Plus she stopped taking her pills.
It wasn’t long before I noticed the scars on her wrists turn longitudinal, but I didn’t know exactly what that meant. I was quite ambivalent about the whole thing till last morning, when I was forced awake by the sound of the bathtub spout having been left on for what felt like over an hour. A thickening stream was trickling out of the bathroom and into the corridor. I could barely see a thing because of all the steam, and probably because sunrise was still miles away. The bathroom door was open, so I poked my head inside. Through the blur, I could see Aqsa lying in the tub with boiling hot water evenly spilling over the rim. Contrary to her initial state of hibernation, she’d been sleep deprived of late. I could see it in her eyes: tired and frail, staring blankly at the ceiling. Between her thumb and index finger, shivering feebly, she pinched tight a safety razor. If that dingy music she'd been listening to was an image, that would be it. Those god-awful lyrics started playing in my head and it was all I could hear over the sound of neglected water flow. Then, just as I was beginning to assimilate the situation, she noticed me standing there. She looked at me for an entire five minutes before saying anything.
“Well shit, who’s gonna feed your fat ass then?”

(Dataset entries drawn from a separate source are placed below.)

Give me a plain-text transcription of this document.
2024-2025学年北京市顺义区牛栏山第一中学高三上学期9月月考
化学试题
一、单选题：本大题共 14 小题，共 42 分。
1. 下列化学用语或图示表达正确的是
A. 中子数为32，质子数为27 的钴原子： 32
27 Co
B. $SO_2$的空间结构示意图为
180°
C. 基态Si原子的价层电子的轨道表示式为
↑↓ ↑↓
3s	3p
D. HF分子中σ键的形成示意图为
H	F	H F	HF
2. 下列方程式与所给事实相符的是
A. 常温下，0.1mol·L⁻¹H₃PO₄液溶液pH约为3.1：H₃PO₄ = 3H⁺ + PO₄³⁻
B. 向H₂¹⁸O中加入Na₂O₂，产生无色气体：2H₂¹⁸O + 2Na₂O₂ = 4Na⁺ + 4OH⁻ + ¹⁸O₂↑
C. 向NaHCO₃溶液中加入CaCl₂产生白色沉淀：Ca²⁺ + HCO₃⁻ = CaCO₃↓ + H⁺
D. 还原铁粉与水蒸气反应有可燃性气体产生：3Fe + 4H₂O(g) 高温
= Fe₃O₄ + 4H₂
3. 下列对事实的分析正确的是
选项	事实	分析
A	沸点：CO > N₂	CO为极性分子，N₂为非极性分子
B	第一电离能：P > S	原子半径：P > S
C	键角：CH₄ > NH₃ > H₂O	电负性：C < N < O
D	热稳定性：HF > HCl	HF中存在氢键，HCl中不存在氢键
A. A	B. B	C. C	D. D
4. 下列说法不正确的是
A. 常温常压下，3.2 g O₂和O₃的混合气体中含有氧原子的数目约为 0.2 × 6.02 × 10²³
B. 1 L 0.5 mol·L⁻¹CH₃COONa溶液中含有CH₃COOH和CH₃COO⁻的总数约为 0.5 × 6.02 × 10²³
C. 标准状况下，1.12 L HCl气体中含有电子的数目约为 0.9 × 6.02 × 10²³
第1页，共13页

Aqsa calmly stepped out of the bathtub and began walking toward the kitchen, dripping wet and still unclothed. I followed. She cooked the diced chicken from the night before with some eggs—an unanticipated upgrade—and stuffed it into a bowl, then gently placed it in front of me. For once, I didn’t feel the urge to eat but still proceeded to in acquiescence, faster than I ever had. My immodest appetite had clearly given her a sense of purpose. I didn’t look up even once, though I could tell she was staring at me the whole time. She sat up in a fetal position inches away from me, her head tilted sideways and resting on her knees, around which her arms were wrapped. I sensed her hand reaching toward me. As she ran her fingers through my hair, I stopped eating but still didn’t dare to look up.
“I love you … you know that, right?”
It had been really long since she’d said that to me, but it felt different this time. I had given her the strength she couldn’t find elsewhere, yet I didn't find comfort in that like I usually would. For the first time ever, I wished that she would in fact find that strength in someone else, or better yet, in herself. Because a few years from now, she won’t have someone like me—short and fat with four stubby legs—to look out for her.